Somebody stop me.
What I'm trying to tell you is that I got brave and bought a two-pound chunk of beef heart at the Publix. Hugh Fearnley-Whittingstall has acclimated me to the idea of organ meats lately, and besides, how could I turn down beef for a buck a pound?
I consulted Hugh's books after the purchase and found that he actually referred to beef hearts as one of the more daunting types of offal: huge, tough, and run through with icky ventricles and connective tissue that have to be trimmed. He didn't provide any recipes for it, either. But I gathered from what I read that any braising dish would take care of it well enough.
I laid it out on a cutting board, trimmed the weirdest-looking stuff off of it, and brined it for a couple of hours. Then I simmered it for three hours with vegetables, herbs, orange zest, and a pig's foot. Finally I sliced the heart thin, strained everything else out of the sauce, added half a bottle of red wine, and reduced it down.

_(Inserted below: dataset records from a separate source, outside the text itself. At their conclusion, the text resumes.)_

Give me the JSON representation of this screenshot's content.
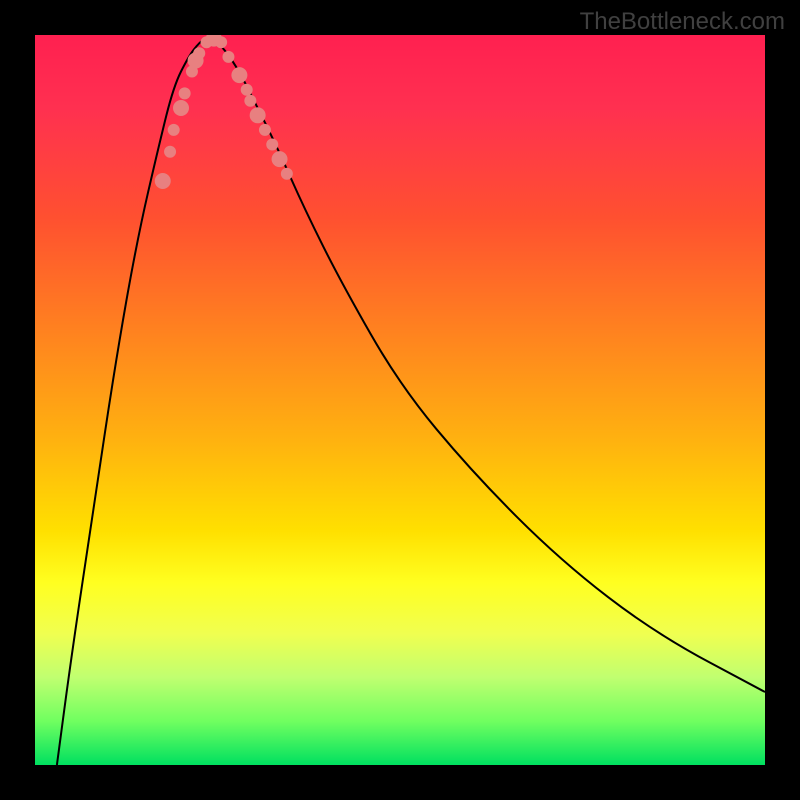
{
  "watermark": "TheBottleneck.com",
  "chart_data": {
    "type": "line",
    "title": "",
    "xlabel": "",
    "ylabel": "",
    "description": "V-shaped bottleneck curve over red-to-green gradient background. Minimum at approximately x=0.24 (normalized). Left branch descends steeply from top-left, right branch ascends with diminishing slope toward top-right.",
    "series": [
      {
        "name": "curve",
        "x_normalized": [
          0.03,
          0.05,
          0.08,
          0.11,
          0.14,
          0.17,
          0.19,
          0.21,
          0.225,
          0.24,
          0.26,
          0.28,
          0.3,
          0.33,
          0.37,
          0.42,
          0.5,
          0.6,
          0.72,
          0.85,
          1.0
        ],
        "y_normalized": [
          0.0,
          0.15,
          0.35,
          0.55,
          0.72,
          0.85,
          0.93,
          0.97,
          0.99,
          1.0,
          0.98,
          0.95,
          0.91,
          0.85,
          0.76,
          0.66,
          0.52,
          0.4,
          0.28,
          0.18,
          0.1
        ]
      }
    ],
    "data_points": {
      "name": "highlighted-points",
      "description": "Salmon-colored markers clustered near the V minimum on both branches",
      "points_normalized": [
        {
          "x": 0.175,
          "y": 0.8
        },
        {
          "x": 0.185,
          "y": 0.84
        },
        {
          "x": 0.19,
          "y": 0.87
        },
        {
          "x": 0.2,
          "y": 0.9
        },
        {
          "x": 0.205,
          "y": 0.92
        },
        {
          "x": 0.215,
          "y": 0.95
        },
        {
          "x": 0.22,
          "y": 0.965
        },
        {
          "x": 0.225,
          "y": 0.975
        },
        {
          "x": 0.235,
          "y": 0.99
        },
        {
          "x": 0.245,
          "y": 0.995
        },
        {
          "x": 0.255,
          "y": 0.99
        },
        {
          "x": 0.265,
          "y": 0.97
        },
        {
          "x": 0.28,
          "y": 0.945
        },
        {
          "x": 0.29,
          "y": 0.925
        },
        {
          "x": 0.295,
          "y": 0.91
        },
        {
          "x": 0.305,
          "y": 0.89
        },
        {
          "x": 0.315,
          "y": 0.87
        },
        {
          "x": 0.325,
          "y": 0.85
        },
        {
          "x": 0.335,
          "y": 0.83
        },
        {
          "x": 0.345,
          "y": 0.81
        }
      ]
    },
    "gradient_colors": {
      "top": "#ff2050",
      "mid": "#ffe000",
      "bottom": "#00e060"
    }
  }
}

I served this concoction over garlicky mashed potatoes, alongside buttery boiled cabbage.
I'm going to admit right away that it was weird. It's dark, almost as dark as liver. It's very fine-grained (more like Vietnamese mock duck than like any other actual meat I can think of) and tastes like beef but with an extra iron-y aftertaste. But it's really good. Extremely good. Delicious, in fact.
We would have it again in a heartbeat.